We’re good at rationalisation. For example if we tell ourselves we can eat junk food only once a day, we’ll make it a huge portion. If a company says that only strategic projects can be worked on, managers will justify their projects as strategic. To overcome this, have black and white goals like “no junk fund” rather than shades of grey like “only once a day”.
When you’re at the beginning of a project or a transformation, don’t worry about the middle — it will look different once you get there. Instead focus on the beginning and the end.
Motivate the elephant
A company wasted money on 400 different gloves, and in some cases paying different suppliers $5 and $17 for the same glove. To highlight this problem, an intern put all 400 gloves on a table, leaving executives speechless and motivated to fix the problem, rather than just nodding at a spreadsheet and not acting on it. To get people to change, you need to get through to feeling.
People think change happens by analyse → think → change. It actually happens by see → feel → change. Trying to fight inertia and indifference by analysis is like tossing a fire extinguisher to a drowning man — the solution doesn’t match the problem.

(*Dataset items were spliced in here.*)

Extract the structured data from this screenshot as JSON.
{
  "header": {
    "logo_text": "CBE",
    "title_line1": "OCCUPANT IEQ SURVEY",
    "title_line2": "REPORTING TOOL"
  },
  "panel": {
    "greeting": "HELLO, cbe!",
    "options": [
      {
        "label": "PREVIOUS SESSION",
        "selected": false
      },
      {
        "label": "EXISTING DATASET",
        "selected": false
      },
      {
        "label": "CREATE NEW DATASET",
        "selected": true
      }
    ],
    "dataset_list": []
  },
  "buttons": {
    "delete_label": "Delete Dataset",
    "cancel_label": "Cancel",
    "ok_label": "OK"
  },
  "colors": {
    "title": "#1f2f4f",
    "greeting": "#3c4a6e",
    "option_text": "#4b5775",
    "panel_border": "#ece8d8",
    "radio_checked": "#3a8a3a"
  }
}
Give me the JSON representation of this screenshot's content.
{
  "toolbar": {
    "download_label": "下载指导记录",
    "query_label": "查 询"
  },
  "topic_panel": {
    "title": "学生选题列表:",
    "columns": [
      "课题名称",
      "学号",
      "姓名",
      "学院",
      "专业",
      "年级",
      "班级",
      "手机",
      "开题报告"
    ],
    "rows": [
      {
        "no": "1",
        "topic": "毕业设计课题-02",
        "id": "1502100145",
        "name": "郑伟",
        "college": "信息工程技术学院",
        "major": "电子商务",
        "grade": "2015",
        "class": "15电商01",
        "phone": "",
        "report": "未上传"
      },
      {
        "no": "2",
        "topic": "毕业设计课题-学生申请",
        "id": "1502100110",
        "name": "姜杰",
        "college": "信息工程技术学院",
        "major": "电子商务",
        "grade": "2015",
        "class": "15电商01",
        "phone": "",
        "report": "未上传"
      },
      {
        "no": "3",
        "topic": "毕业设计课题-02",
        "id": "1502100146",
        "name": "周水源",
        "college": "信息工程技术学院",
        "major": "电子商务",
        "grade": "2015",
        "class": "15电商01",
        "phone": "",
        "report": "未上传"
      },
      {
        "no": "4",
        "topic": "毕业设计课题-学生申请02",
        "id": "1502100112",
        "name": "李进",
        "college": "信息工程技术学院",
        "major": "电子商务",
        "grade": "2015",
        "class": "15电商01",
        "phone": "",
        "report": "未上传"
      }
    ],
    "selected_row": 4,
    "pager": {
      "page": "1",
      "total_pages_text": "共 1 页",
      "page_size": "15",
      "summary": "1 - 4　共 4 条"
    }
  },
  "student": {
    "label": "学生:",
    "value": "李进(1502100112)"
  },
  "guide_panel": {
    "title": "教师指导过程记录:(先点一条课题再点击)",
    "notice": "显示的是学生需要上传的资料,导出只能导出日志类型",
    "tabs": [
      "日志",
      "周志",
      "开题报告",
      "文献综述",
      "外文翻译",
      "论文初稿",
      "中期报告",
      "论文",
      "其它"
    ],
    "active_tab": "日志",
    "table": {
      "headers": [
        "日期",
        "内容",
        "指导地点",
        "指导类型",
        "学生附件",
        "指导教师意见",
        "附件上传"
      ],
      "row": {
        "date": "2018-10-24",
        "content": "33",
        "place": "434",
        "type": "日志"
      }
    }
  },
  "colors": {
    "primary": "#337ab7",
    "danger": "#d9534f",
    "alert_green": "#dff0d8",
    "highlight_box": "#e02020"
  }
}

Motivating the reader when you should be motivating the elephant doesn’t work. Unfortunately, it’s often unclear where the bottleneck is.
The elephant dreads cleaning the house because it knows it’s an onerous task. Instead of aiming to make the house clean, aim to make it cleaner. Cleaning just one shelf will do.
Sometimes the solution that’s optimal logically is not emotionally. For example, if you have a lot of loans, financial advisors tell you to pay off the loan with the highest interest rate first, which is optimal. But one financial advisor suggests paying off the smallest loan first, because motivation is more important than math.
Small improvements make people feel it’s within their skill and does not require a Herculean effort. Then the elephant is no longer scared, no longer reluctant. It starts feeling the change. Then it has momentum to keep going.
People often want to incent others to do something, but incentives don’t work when they conflict with one’s identity. For example, a scientist’s self-image is to be unbiased. If a pharma company offers him a high paying gig, he may hesitate because being a shill for them threatens his image.
People with a growth mindset expect temporary failures along the way when starting something. Once you expect it and look at it as a stepping stone, it’s no longer scary.